# New RB26 Block



## blitzer_bhoy (May 26, 2007)

as above pm me


----------



## freakazoid3 (Jan 19, 2008)

If you get multiple offers, I’m on the hunt for one aswell


----------



## freakazoid3 (Jan 19, 2008)

Got a private message saying to contact some email adress for a new block, luckily I googled it first...

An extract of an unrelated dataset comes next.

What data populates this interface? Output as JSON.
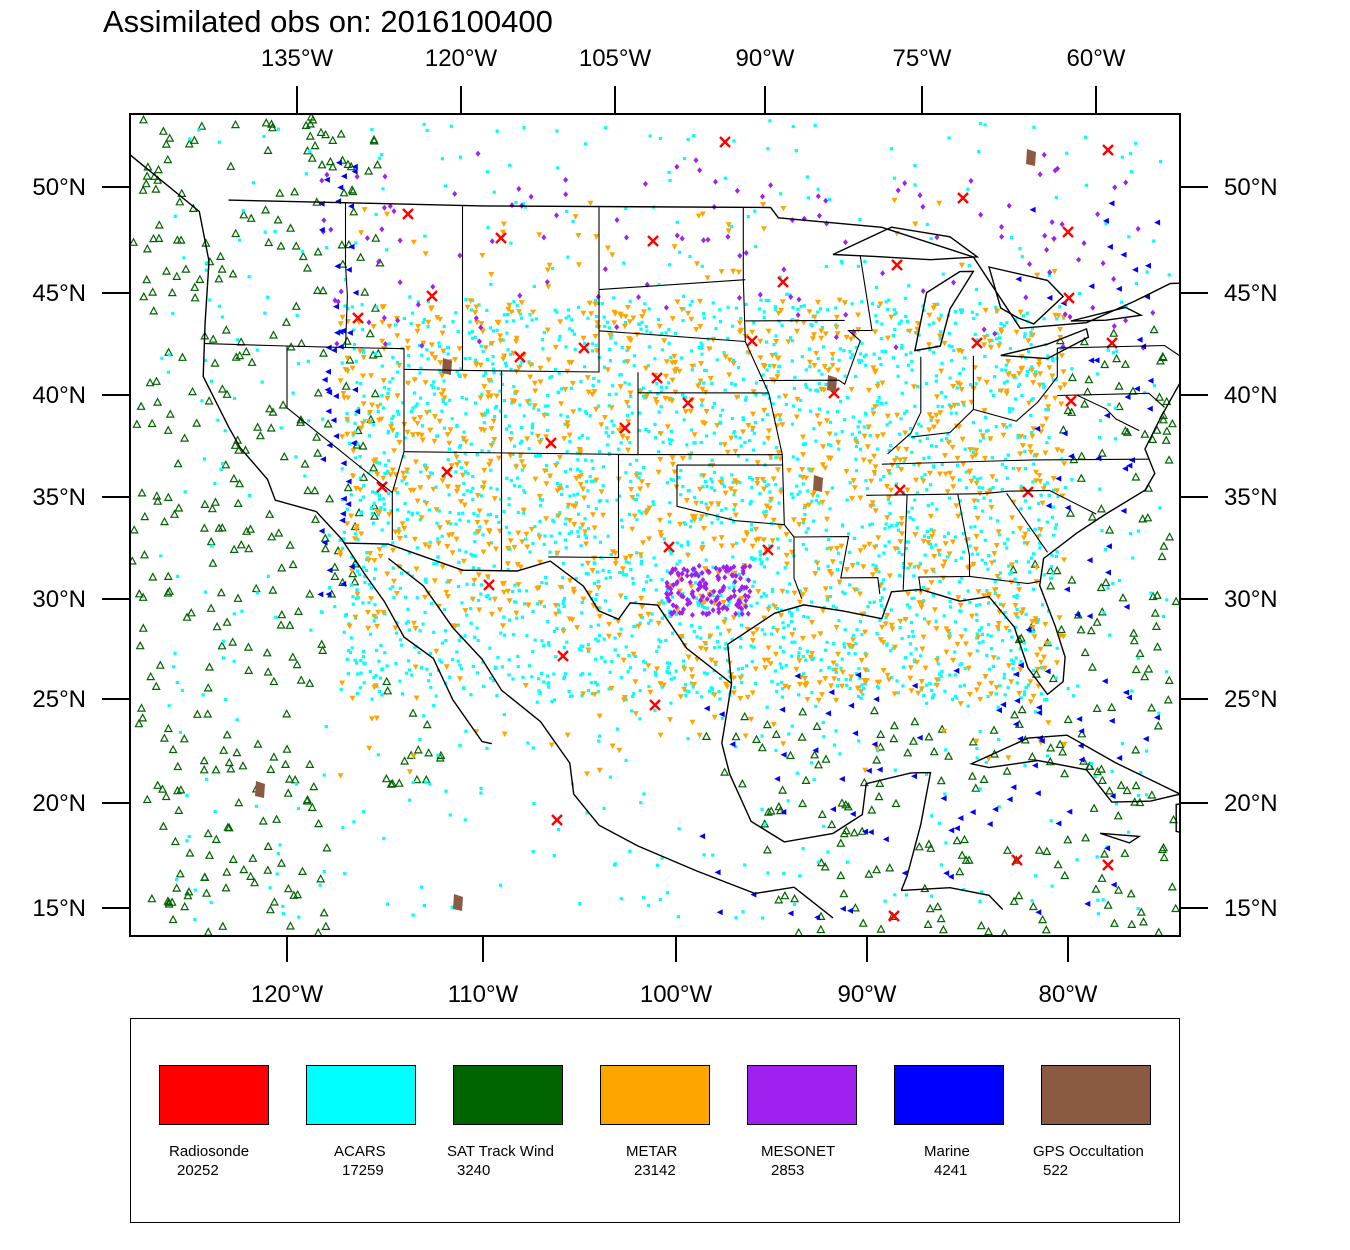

Folks Of Interest - SCAM ALERT - Some Tips to Avoid


So I posed in the wanted section on the marketplace today and after a short time received a message from a user called andjack3572 that suggested I...




www.jalopyjournal.com


----------



## blitzer_bhoy (May 26, 2007)

They are being made again by Nissan under the Nismo Heritage programme


----------



## bhp (Sep 13, 2008)

freakazoid3 said:


> Got a private message saying to contact some email adress for a new block, luckily I googled it first...
> 
> 
> 
> ...


Yep be careful scammers are in full effect not just on this forum but generally all over the internet


----------



## gtrfan34 (Jun 4, 2008)

if you would like a gt500 block there is one newly listed on gumtree now but it is in sydney


----------



## Johnny R33 (Sep 11, 2020)

Oops posted twice. My Bad!


----------



## Johnny R33 (Sep 11, 2020)

Go over to Vividracing website, they are selling RB short blocks, I went that way. Bought the HKS RB Stroker engine. Keeping my OEM RB engine for rebuilding into another Godzilla heartbeat.


----------